By Bill Rossi
Maybe you feel buried in PPOs, so many that it’s hard to keep track of them. When you’re in that deep, the discounts can run well over a third of your daily production. PPO write-offs are probably your biggest business “expense” – even bigger than wages. The good news is that being in-network with PPOs means you have lots of opportunities to shed the discounts and move more to your bottom line. Even dropping a small PPO can add handsomely to your net profits.
Let’s say that a certain PPO represents 10% of your practice production, and the practice produces $100,000 per month. The write-offs are 40%, which means you are collecting $6,000 on that production. You decide to drop this PPO, and with some preparation, you should be able to retain at least 60% of those patients. That would be a “break-even” situation. Every insurance patient retained is now “golden” in that they are paying your full fees. These patients are with you because of you and your team, not because of your insurance participation. That’s how you gradually grasp back control of your practice.
But breaking even isn’t the goal. You now have 4% unused capacity. If you have a full or backlogged hygiene schedule that will fill back in, then you’re in good shape. It will fill back with better-paying patients. You may not collect all of $4,000/month in replacement collections. But even if you collect 75% of your production, it will still amount to an additional $3,000 per month. That’s an extra $36,000 in annual collections — just from this “replacement” production — about equal to an additional month’s worth of net income. And that’s just from picking off one PPO. Once you have this PPO transition under your belt, you can move on to the next one. Gradually, you start adding to your income, which will continue for years to come, not to mention the peace of mind that comes with you being less controlled by insurance companies.

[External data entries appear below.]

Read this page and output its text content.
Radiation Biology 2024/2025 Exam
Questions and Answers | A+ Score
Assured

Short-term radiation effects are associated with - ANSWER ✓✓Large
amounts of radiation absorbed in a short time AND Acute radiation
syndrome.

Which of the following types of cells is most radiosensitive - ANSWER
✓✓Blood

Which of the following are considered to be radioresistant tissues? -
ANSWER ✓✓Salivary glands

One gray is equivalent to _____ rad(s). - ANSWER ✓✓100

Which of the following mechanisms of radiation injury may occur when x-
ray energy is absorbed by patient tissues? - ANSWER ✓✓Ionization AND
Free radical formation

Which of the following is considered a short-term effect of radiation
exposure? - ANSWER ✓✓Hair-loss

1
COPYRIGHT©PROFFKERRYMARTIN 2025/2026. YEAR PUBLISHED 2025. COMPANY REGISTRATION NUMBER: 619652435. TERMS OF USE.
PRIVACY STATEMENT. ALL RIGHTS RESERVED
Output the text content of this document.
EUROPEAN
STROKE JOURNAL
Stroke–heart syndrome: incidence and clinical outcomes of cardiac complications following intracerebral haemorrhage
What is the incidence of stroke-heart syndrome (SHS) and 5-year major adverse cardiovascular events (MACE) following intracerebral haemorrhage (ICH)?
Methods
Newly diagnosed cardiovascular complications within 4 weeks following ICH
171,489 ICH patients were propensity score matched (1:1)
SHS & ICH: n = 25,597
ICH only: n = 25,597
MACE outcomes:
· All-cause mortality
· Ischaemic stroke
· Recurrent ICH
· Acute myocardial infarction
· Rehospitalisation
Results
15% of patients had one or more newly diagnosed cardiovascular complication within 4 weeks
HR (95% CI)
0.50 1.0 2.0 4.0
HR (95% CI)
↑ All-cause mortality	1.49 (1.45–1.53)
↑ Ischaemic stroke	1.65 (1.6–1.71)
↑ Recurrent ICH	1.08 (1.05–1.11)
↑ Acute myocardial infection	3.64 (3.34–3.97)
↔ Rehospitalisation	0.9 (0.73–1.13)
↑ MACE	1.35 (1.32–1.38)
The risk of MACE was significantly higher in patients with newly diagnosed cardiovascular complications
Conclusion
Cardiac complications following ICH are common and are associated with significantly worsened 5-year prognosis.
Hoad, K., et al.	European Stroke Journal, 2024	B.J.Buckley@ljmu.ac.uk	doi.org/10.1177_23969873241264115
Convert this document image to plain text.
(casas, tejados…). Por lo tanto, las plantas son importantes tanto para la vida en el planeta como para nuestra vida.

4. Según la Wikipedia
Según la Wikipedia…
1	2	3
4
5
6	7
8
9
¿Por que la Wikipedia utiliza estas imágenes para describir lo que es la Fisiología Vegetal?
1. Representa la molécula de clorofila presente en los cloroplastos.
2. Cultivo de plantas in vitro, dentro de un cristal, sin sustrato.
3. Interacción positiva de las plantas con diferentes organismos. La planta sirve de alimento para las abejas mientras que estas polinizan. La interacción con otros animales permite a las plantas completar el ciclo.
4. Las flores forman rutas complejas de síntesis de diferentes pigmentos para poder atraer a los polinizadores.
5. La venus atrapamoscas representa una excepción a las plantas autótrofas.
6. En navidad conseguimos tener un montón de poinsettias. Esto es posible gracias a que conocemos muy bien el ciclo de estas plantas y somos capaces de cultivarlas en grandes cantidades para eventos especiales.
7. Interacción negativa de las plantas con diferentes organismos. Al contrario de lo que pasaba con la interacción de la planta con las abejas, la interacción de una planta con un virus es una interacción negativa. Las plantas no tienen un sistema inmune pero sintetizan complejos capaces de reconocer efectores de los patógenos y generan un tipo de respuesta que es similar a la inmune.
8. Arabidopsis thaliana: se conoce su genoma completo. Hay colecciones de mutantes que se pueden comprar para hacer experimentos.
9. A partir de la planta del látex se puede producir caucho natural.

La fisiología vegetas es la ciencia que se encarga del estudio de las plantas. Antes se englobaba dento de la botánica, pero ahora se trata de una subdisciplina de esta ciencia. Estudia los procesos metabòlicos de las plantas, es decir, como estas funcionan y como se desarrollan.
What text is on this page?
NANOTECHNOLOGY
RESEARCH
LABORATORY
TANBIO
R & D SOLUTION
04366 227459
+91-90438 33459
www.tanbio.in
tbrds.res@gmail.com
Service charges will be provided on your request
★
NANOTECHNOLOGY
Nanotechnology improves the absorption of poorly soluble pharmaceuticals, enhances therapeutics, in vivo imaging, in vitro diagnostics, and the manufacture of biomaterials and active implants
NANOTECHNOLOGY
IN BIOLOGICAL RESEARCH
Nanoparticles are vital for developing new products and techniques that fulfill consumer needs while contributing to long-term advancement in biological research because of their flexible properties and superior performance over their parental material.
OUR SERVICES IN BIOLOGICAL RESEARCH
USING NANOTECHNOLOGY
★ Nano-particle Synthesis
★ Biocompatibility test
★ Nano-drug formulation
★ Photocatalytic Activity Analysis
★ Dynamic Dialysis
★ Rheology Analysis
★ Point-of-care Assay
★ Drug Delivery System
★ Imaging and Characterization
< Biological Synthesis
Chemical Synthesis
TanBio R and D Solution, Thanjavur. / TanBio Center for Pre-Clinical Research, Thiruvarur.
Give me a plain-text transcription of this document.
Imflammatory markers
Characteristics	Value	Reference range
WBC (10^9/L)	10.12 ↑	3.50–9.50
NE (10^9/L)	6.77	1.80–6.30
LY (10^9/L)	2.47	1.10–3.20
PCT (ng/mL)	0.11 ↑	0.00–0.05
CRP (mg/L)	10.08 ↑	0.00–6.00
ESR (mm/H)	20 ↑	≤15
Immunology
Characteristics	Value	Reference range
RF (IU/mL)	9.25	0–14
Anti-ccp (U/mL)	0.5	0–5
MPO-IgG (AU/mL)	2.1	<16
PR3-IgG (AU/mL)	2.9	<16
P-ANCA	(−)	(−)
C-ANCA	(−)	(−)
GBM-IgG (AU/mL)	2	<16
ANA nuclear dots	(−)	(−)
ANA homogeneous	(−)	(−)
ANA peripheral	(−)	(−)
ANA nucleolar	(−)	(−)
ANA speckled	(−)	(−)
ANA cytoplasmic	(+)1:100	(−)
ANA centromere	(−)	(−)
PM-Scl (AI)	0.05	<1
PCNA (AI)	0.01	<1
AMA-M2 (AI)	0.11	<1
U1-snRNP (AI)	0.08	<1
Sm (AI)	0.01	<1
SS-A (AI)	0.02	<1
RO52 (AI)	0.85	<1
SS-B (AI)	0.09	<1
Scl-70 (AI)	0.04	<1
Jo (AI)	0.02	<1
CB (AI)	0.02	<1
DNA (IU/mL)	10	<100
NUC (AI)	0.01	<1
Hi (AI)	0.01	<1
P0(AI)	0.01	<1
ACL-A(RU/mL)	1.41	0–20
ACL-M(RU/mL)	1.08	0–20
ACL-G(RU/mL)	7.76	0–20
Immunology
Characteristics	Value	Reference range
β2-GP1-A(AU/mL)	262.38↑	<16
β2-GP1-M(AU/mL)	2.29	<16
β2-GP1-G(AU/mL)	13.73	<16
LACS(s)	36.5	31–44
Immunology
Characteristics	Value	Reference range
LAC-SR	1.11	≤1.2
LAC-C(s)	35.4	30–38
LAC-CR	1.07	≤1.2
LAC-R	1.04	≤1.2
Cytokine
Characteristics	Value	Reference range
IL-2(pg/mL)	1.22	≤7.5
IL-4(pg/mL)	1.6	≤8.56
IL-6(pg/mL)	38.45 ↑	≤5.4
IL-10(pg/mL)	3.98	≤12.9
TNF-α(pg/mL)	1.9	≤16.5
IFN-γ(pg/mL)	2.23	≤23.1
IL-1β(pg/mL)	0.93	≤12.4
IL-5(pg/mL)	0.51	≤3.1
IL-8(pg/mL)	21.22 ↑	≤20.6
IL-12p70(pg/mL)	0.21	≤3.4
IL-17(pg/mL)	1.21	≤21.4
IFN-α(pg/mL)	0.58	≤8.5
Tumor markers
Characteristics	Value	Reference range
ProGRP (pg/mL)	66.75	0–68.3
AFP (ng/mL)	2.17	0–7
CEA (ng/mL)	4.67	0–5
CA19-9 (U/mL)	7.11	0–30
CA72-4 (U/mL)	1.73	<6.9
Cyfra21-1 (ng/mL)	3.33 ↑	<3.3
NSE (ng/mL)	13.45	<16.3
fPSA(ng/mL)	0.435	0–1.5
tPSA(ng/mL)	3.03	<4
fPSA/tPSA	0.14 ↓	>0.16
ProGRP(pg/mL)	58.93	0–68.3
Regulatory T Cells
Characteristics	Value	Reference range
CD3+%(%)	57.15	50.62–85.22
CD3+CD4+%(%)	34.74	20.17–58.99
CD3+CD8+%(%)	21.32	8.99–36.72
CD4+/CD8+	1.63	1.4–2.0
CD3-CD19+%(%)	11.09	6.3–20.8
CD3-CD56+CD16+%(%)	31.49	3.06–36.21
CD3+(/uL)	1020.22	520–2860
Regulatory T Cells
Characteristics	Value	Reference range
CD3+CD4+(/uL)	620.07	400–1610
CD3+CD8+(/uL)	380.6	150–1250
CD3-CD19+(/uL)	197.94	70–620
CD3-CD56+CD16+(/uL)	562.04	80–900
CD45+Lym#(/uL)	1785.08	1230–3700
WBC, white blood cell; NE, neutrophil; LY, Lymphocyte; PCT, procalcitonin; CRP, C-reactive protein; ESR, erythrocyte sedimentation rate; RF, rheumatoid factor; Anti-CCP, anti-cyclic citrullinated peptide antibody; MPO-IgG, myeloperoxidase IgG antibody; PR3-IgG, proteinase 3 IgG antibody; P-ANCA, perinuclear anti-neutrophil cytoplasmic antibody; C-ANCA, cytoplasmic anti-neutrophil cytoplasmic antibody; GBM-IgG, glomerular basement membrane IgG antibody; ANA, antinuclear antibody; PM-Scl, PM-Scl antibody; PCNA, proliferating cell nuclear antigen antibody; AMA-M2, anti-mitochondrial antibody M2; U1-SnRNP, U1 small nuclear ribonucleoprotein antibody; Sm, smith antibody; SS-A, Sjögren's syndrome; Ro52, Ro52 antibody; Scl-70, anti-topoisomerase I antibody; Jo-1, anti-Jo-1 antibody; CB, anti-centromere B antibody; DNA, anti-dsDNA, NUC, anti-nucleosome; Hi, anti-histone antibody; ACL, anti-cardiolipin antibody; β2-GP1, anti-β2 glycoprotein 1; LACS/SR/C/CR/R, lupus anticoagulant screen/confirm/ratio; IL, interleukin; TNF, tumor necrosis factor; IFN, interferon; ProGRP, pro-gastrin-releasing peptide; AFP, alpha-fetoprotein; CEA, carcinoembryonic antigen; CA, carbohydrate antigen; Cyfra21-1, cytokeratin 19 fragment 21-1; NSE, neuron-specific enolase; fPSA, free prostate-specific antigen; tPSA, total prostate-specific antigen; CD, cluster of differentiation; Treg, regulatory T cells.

PPO participation creates the illusion of busyness while suppressing actual earnings. The schedule may seem full, but full at a 40% write-off is not the same as profitable. Dropping a low-paying PPO does carry risk, but in many cases, the financial risk is far smaller than the doctor assumes. The real opportunity is not just reducing write-offs, but creating room for higher-value care, stronger margins, and a healthier practice model.